The modified Bonar score represented moderate to severe histological deterioration of LHBT, which was similar to previous reports.23,33 However, the histological severity was not associated with SP and NGF expression level, which seems to be inconsistent with a recent report that documented that expression of SP evaluated by immunostaining was associated with histological severity of tendon degeneration in lateral epicondylitis.22 This discrepancy is probably due to lack of samples with mild histopathologic changes which were included in the lateral epicondylitis study. As reported, microscopic pathology was typically much worse than macroscopic findings.20 In this study, patients who had apparent arthroscopic abnormalities of LHBT were selectively included so that the lowest Bonar score was 6, which might be enough to show overexpression of SP and NGF.

This is the first study which demonstrated that intra-groove LHBT expressed comparable levels of SP and NGF with intra-articular LHBT, suggesting that both portions have similar potential as a pain generator. In contrast, several recent pieces of literature have concluded that there was no significant difference in pain relief between tenotomy and tenodesis in RCT patients.6,34–37 A plausible explanation for this discrepancy is that biomechanical environment of intra-groove LHBT changes after the tenotomy of intra-articular LHBT, which may subsequently alter nociceptive phenotype of the intra-groove LHBT, though it is beyond the scope of this study. However, our novel finding will support an idea that tenodesis after removing both portions of LHBT is preferable from the perspective of reducing nociceptive inputs as much as possible.

This study has some limitations that should be noted. First, samples harvested from healthy knee flexor tendon were not pure negative control for LHBT because of the difference in age, anatomical location, and physical loading conditions. However, from an ethical point of view, it would be difficult to obtain age-matched normal LHBT samples and hence, the same idea was used when evaluating degenerative tendons in shoulder and elbow in previous studies.21,22 Second, the number of patients and controls was small, though more patients were included than in previous similar studies with immunohistochemistry.24,25 Third, not all consecutive cases underwent tenotomy or tenodesis of LHBT during ARCR, so possible selection bias existed.

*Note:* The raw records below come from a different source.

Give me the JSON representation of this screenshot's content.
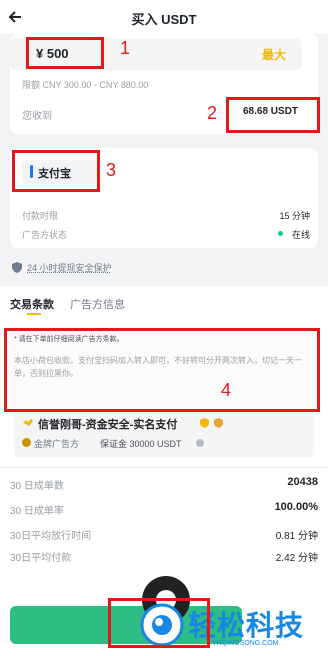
{
  "header": {
    "title": "买入 USDT"
  },
  "amount": {
    "value": "¥ 500",
    "max_label": "最大",
    "limit": "限额 CNY 300.00 - CNY 880.00",
    "receive_label": "您收到",
    "receive_value": "68.68 USDT"
  },
  "payment": {
    "method": "支付宝",
    "rows": [
      {
        "label": "付款时限",
        "value": "15 分钟"
      },
      {
        "label": "广告方状态",
        "value": "在线"
      }
    ],
    "status_color": "#0ecb81"
  },
  "protection": "24 小时提现安全保护",
  "tabs": [
    "交易条款",
    "广告方信息"
  ],
  "terms": {
    "note": "* 请在下单前仔细阅读广告方条款。",
    "body": "本店小荷包收款。支付宝扫码加入转入即可，不好转可分开两次转入，切记一天一单，否则拉黑你。"
  },
  "merchant": {
    "name": "信誉刚哥-资金安全-实名支付",
    "ad_label": "金牌广告方",
    "deposit": "保证金 30000 USDT"
  },
  "stats": [
    {
      "label": "30 日成单数",
      "value": "20438"
    },
    {
      "label": "30 日成单率",
      "value": "100.00%"
    },
    {
      "label": "30日平均放行时间",
      "value": "0.81 分钟"
    },
    {
      "label": "30日平均付款",
      "value": "2.42 分钟"
    }
  ],
  "annotations": [
    "1",
    "2",
    "3",
    "4"
  ],
  "watermark": {
    "text": "轻松科技",
    "sub": "YNQINGSONG.COM"
  },
  "colors": {
    "accent": "#f0b90b",
    "buy": "#2ebd85",
    "annotation": "#e31919",
    "watermark": "#1787e6"
  }
}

In particular, this series selected patients who had apparent arthroscopic abnormalities of LHBT. The outcome might be affected when including LHBT with very mild hyperemia or fraying.

Conclusion

Degenerative LHBT, including combined arthroscopic abnormalities in most cases, expressed greater SP and NGF compared with healthy tendons, which supports our hypothesis that it would be a pain source in RCT patients. Expression levels of SP and NGF were comparable between intra-articular and intra-groove samples, indicating that both portions have similar potential as a pain generator. SP was likely to be expressed highly in patients with localized pressure pain hypersensitivity and positive O’Brien test (ie, altered mechanistic pain profile of LHBT), which may help when considering simultaneous LHBT resection during ARCR.